I am going to be baking my DD wedding cake (plain vanilla) and groom's cake (dark chocolate) as well as dessert for the rehearsal dinner (TBA) in June. The wedding will be held in Kelowna, British Columbia. I am wondering if any of you who live in the Okanagan can advise whether I'm going to need to adjust my recipes to account for the elevation or whether my recipes will be ok as they are. Since I will be driving up there, I could conceivably bake here in Manitoba, freeze, and take them with me in coolers with dry ice, then decorate them there. If I do the latter option should I also prep my fondant, fillings and buttercream here and carry them with me? Any and all advice will be greatly appreciated. TIA
I can tell you from experience that you'll be MUCH better off to bake at home and take everything with you.

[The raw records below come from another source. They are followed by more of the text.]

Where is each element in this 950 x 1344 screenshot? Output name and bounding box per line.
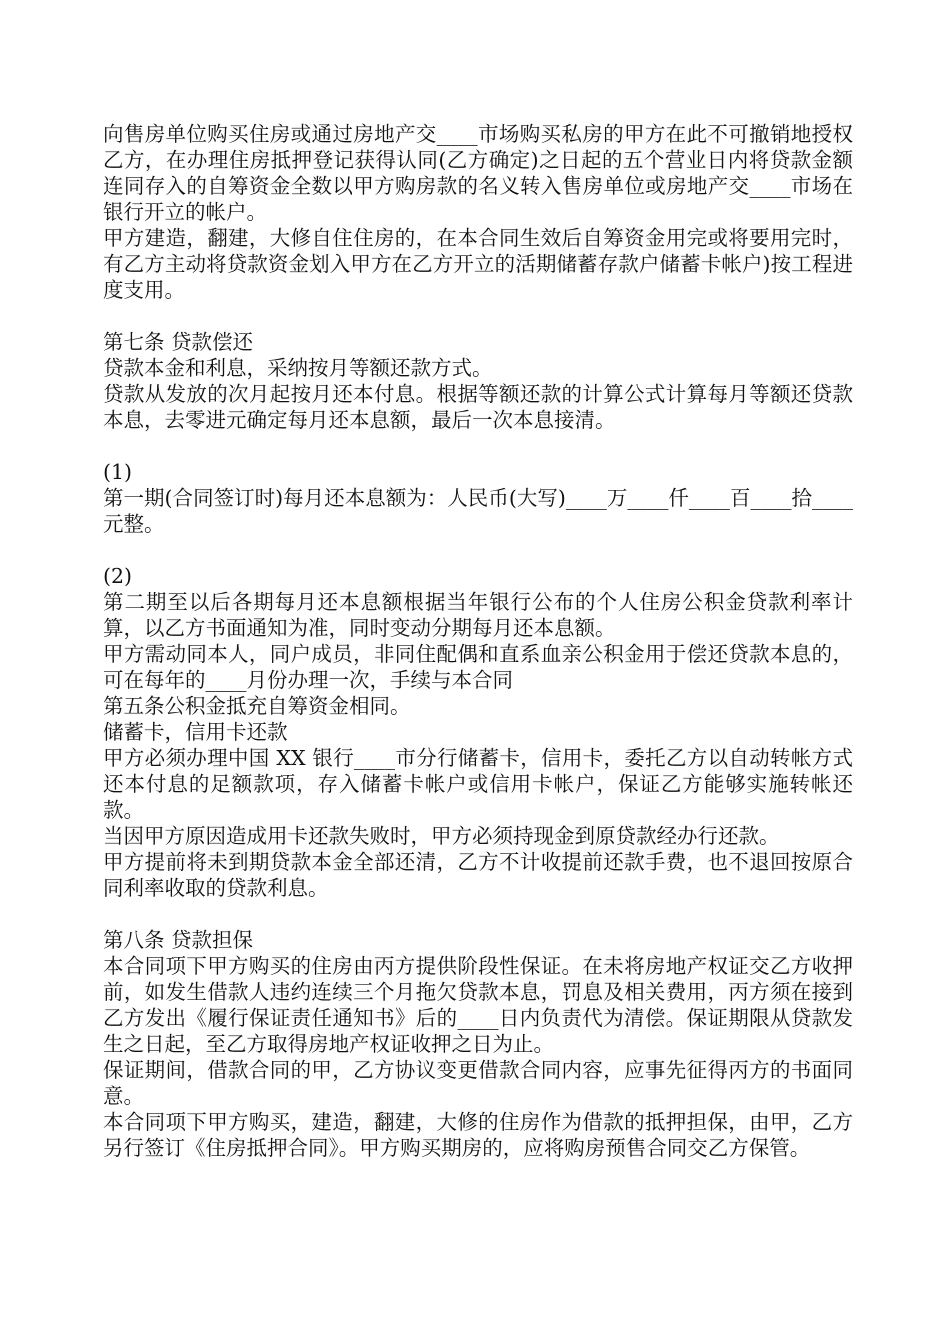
paragraph-provident-fund-use: 甲方需动同本人，同户成员，非同住配偶和直系血亲公积金用于偿还贷款本息的，可在每年的____月份办理一次，手续与本合同	[103, 642, 853, 692]
section-heading-article-7: 第七条 贷款偿还	[103, 330, 254, 354]
paragraph-construction-funds: 甲方建造，翻建，大修自住住房的，在本合同生效后自筹资金用完或将要用完时，有乙方主动将贷款资金划入甲方在乙方开立的活期储蓄存款户储蓄卡帐户)按工程进度支用。	[103, 226, 853, 302]
document-body	[103, 121, 853, 1161]
section-heading-article-8: 第八条 贷款担保	[103, 928, 254, 952]
paragraph-payment-transfer: 向售房单位购买住房或通过房地产交____市场购买私房的甲方在此不可撤销地授权乙方，在办理住房抵押登记获得认同(乙方确定)之日起的五个营业日内将贷款金额连同存入的自筹资金全数以甲方购房款的名义转入售房单位或房地产交____市场在银行开立的帐户。	[103, 122, 853, 224]
paragraph-guarantee-period: 保证期间，借款合同的甲，乙方协议变更借款合同内容，应事先征得丙方的书面同意。	[103, 1058, 853, 1108]
paragraph-card-failure: 当因甲方原因造成用卡还款失败时，甲方必须持现金到原贷款经办行还款。	[103, 824, 780, 848]
paragraph-guarantee: 本合同项下甲方购买的住房由丙方提供阶段性保证。在未将房地产权证交乙方收押前，如发生借款人违约连续三个月拖欠贷款本息，罚息及相关费用，丙方须在接到乙方发出《履行保证责任通知书》后的____日内负责代为清偿。保证期限从贷款发生之日起，至乙方取得房地产权证收押之日为止。	[103, 954, 853, 1056]
paragraph-article-5-reference: 第五条公积金抵充自筹资金相同。	[103, 694, 411, 718]
item-number-2: (2)	[103, 564, 133, 588]
paragraph-gap	[103, 303, 853, 329]
paragraph-gap	[103, 901, 853, 927]
paragraph-mortgage-contract: 本合同项下甲方购买，建造，翻建，大修的住房作为借款的抵押担保，由甲，乙方另行签订《住房抵押合同》。甲方购买期房的，应将购房预售合同交乙方保管。	[103, 1110, 853, 1160]
paragraph-gap	[103, 433, 853, 459]
paragraph-card-requirement: 甲方必须办理中国 XX 银行____市分行储蓄卡，信用卡，委托乙方以自动转帐方式还本付息的足额款项，存入储蓄卡帐户或信用卡帐户，保证乙方能够实施转帐还款。	[103, 746, 853, 822]
paragraph-early-repayment: 甲方提前将未到期贷款本金全部还清，乙方不计收提前还款手费，也不退回按原合同利率收取的贷款利息。	[103, 850, 853, 900]
paragraph-gap	[103, 537, 853, 563]
paragraph-repayment-method: 贷款本金和利息，采纳按月等额还款方式。	[103, 356, 493, 380]
subheading-card-repayment: 储蓄卡，信用卡还款	[103, 720, 288, 744]
paragraph-repayment-schedule: 贷款从发放的次月起按月还本付息。根据等额还款的计算公式计算每月等额还贷款本息，去零进元确定每月还本息额，最后一次本息接清。	[103, 382, 853, 432]
paragraph-first-installment: 第一期(合同签订时)每月还本息额为：人民币(大写)____万____仟____百____拾____元整。	[103, 486, 853, 536]
item-number-1: (1)	[103, 460, 133, 484]
paragraph-later-installments: 第二期至以后各期每月还本息额根据当年银行公布的个人住房公积金贷款利率计算，以乙方书面通知为准，同时变动分期每月还本息额。	[103, 590, 853, 640]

I went to NY and made my DD's wedding cake in her small apartment. Not a good idea. If you make as much as possible ahead of time, your time with your DD will be much less stressful and you'll all be happier.
At 1129 feet above sea level, I can't imagine you should have any problems, usually high altitude adjustments begin at about 3000 feet above sea level. Now, if you are going down a lot in elevation, then you may need to make adjustments.
jgifford, thanks for your perspective. I will probably take your advice, if only because it means I won't have to carry as much equipment with the attendant chance of loss/breakage. I had always planned to do the decorations and stands in advance, and I can see the benefit of only having to put it all together once I'm there. Again, thanks.
Spooky_789, thanks for the info.
i cannot find it right now, but I know there is a baking (maybe cooking too) blogger who lives in CO and so bakes at altitude. And maybe not just in Denver but the real higher elevations in the mountains.
Maybe just google baking cakes at altitude and see what comes up.